Unsere Liebe Frau der ewigen Trauer und die Passion Christi von Marcel Chaufriasse, Pâte-sur-pâte-Plaketten, seltenes signiertes Paar, in Goosen-Rahmen gefasst
Diese Plaketten in wunderschönem Tiefblau mit durchscheinendem Porzellanschlupf wurden von dem berühmten Künstler Marcel Chaufriasse bemalt, der als einer der besten Vertreter dieser Art von Pâte-sur-pâte-Kunst anerkannt ist.
Sie sind einfach atemberaubend. Die Geschicklichkeit und Kunstfertigkeit, die erforderlich sind, um ein Werk dieser Qualität zu schaffen, sind kaum in Worte zu fassen und definitiv nicht durch Fotografie wiederzugeben. Um sie wirklich zu schätzen, muss man sie sehen, halten, fühlen. Großartig. Eindringlich schön.
Chaufriasse hat ein Meisterwerk aus Porzellan geschaffen. Diese Plaketten wurden dann in einen tiefen, wunderschön vergoldeten Goosen-Rahmen gefasst. Es gibt eine kleine Beschädigung der Putzschicht des Eichenrahmens, die Plaketten sind jedoch perfekt.
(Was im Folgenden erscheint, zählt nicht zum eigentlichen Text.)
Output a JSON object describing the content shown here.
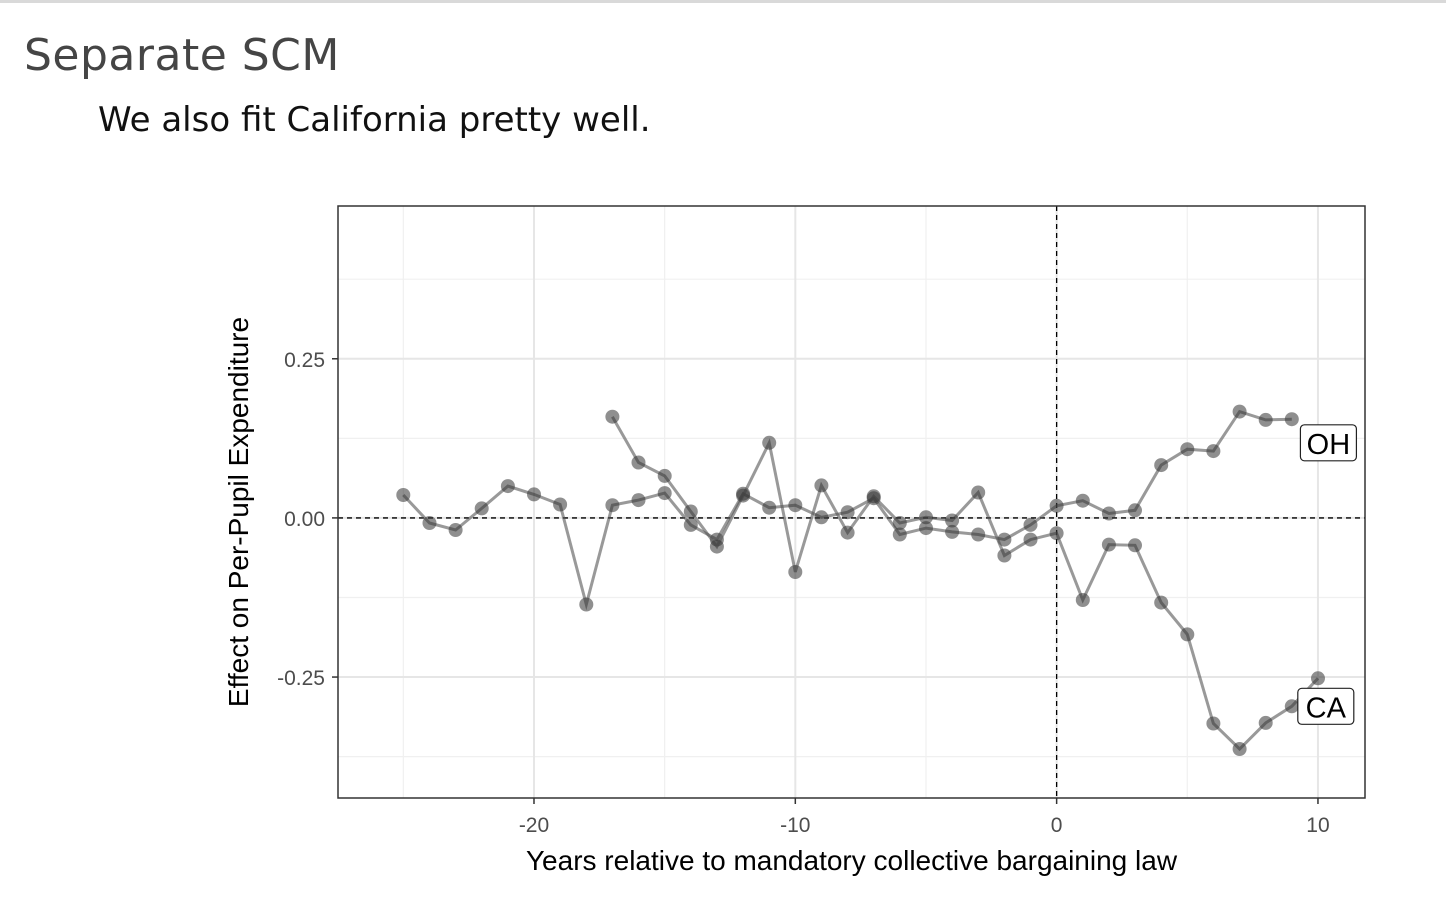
{
  "slide": {
    "title": "Separate SCM",
    "subtitle": "We also fit California pretty well."
  },
  "chart_data": {
    "type": "line",
    "title": "",
    "xlabel": "Years relative to mandatory collective bargaining law",
    "ylabel": "Effect on Per-Pupil Expenditure",
    "xlim": [
      -27.5,
      11.8
    ],
    "ylim": [
      -0.44,
      0.49
    ],
    "xticks": [
      -20,
      -10,
      0,
      10
    ],
    "xtick_labels": [
      "-20",
      "-10",
      "0",
      "10"
    ],
    "yticks": [
      -0.25,
      0.0,
      0.25
    ],
    "ytick_labels": [
      "-0.25",
      "0.00",
      "0.25"
    ],
    "minor_xticks": [
      -25,
      -15,
      -5,
      5
    ],
    "minor_yticks": [
      -0.375,
      -0.125,
      0.125,
      0.375
    ],
    "grid": true,
    "reference_lines": {
      "x": 0,
      "y": 0,
      "style": "dashed"
    },
    "series": [
      {
        "name": "OH",
        "color": "#555555",
        "x": [
          -25,
          -24,
          -23,
          -22,
          -21,
          -20,
          -19,
          -18,
          -17,
          -16,
          -15,
          -14,
          -13,
          -12,
          -11,
          -10,
          -9,
          -8,
          -7,
          -6,
          -5,
          -4,
          -3,
          -2,
          -1,
          0,
          1,
          2,
          3,
          4,
          5,
          6,
          7,
          8,
          9
        ],
        "y": [
          0.036,
          -0.008,
          -0.019,
          0.015,
          0.05,
          0.037,
          0.021,
          -0.136,
          0.02,
          0.028,
          0.039,
          -0.011,
          -0.034,
          0.038,
          0.016,
          0.02,
          0.001,
          0.009,
          0.031,
          -0.026,
          -0.016,
          -0.022,
          -0.026,
          -0.034,
          -0.011,
          0.019,
          0.027,
          0.007,
          0.012,
          0.083,
          0.108,
          0.105,
          0.167,
          0.154,
          0.155
        ]
      },
      {
        "name": "CA",
        "color": "#555555",
        "x": [
          -17,
          -16,
          -15,
          -14,
          -13,
          -12,
          -11,
          -10,
          -9,
          -8,
          -7,
          -6,
          -5,
          -4,
          -3,
          -2,
          -1,
          0,
          1,
          2,
          3,
          4,
          5,
          6,
          7,
          8,
          9,
          10
        ],
        "y": [
          0.159,
          0.087,
          0.066,
          0.01,
          -0.045,
          0.035,
          0.118,
          -0.085,
          0.051,
          -0.023,
          0.034,
          -0.008,
          0.001,
          -0.004,
          0.04,
          -0.059,
          -0.034,
          -0.024,
          -0.129,
          -0.042,
          -0.043,
          -0.133,
          -0.183,
          -0.323,
          -0.363,
          -0.322,
          -0.296,
          -0.252
        ]
      }
    ],
    "annotations": [
      {
        "text": "OH",
        "x": 10.4,
        "y": 0.118
      },
      {
        "text": "CA",
        "x": 10.3,
        "y": -0.296
      }
    ]
  }
}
Die Motive sind Unsere Liebe Frau der ewigen Trauer und die Passion Christi.
Es ist leicht zu verstehen, warum Werke von Chauffriasse bei Auktionen wie Christie's und Bonhams in London so hohe Preise erzielen. Im Jahr 2003 wurde eine Plakette von Marcel Chaufriasse bei Christie's in London für 5019 US-Dollar verkauft.
Jede Plakette misst ungefähr 11,5 cm mal 8,5 cm. Ich sage "ungefähr", weil ich sie nicht aus ihren Rahmen entfernt habe und sie daher nicht genau messen kann. Einschließlich des Rahmens messen sie 21 cm mal 18 cm und jeder Rahmen ist 4,5 cm tief.
Pâte-sur-pâte ist ein französischer Begriff, der „Paste auf Paste“ bedeutet. Es ist eine Methode der Porzellanverzierung, bei der ein Reliefdesign auf einem ungebrannten, unglasierten Körper durch Auftragen aufeinanderfolgender Schichten weißen Schlickers (flüssigen Tons) mit einem Pinsel erzeugt wird. Der Effekt ähnelt etwas anderen Arten von Reliefverzierungen wie Jasperware, aber da normalerweise keine Form verwendet wird, kann der Künstler Transluzenz erzielen.
Um Pâte-sur-pâte vollständig zu verstehen, müssen wir ins Frankreich der 1850er Jahre zurückkehren, und zu einem Unfall, der in der Manufacture nationale de Sèvres passierte. Sie versuchten, eine Dekorationstechnik von einer chinesischen Vase zu reproduzieren, aber durch eine Fehlinterpretation der Vase führte das Experiment sie auf einen ganz anderen Weg als den des chinesischen Töpfers. Ob Glück oder Schicksal, sie perfektionierten das, was allgemein als Pâte-sur-pâte bekannt wurde.
Der Vorgang beinhaltet das Auftragen einer dünnen Schicht Schlicker auf ein farbiges, aber ungebranntes Porzellanstück. Nachfolgende Schichten, manchmal in verschiedenen Farben, werden hinzugefügt, wenn die früheren Schichten trocken sind, wodurch allmählich, manchmal über Wochen oder Monate, ein Design in unterschiedlichen Dicken und Intensitäten aufgebaut wird.
Das Design kann dann durch Gravur geschärft und das Stück gebrannt werden.
Die Technik wurde in Sèvres um 1850-75 von Marc-Louis Solon entwickelt. Zu Beginn des Deutsch-Französischen Krieges floh Solon aus Frankreich und trat in die Minton Factory in England ein, wo er seine Arbeit fortsetzte.
Limoges-Porzellan ist zu Recht auf der ganzen Welt für die Qualität seines Porzellans und die exquisite Natur der dort über viele Jahrhunderte hergestellten Emaillearbeiten berühmt.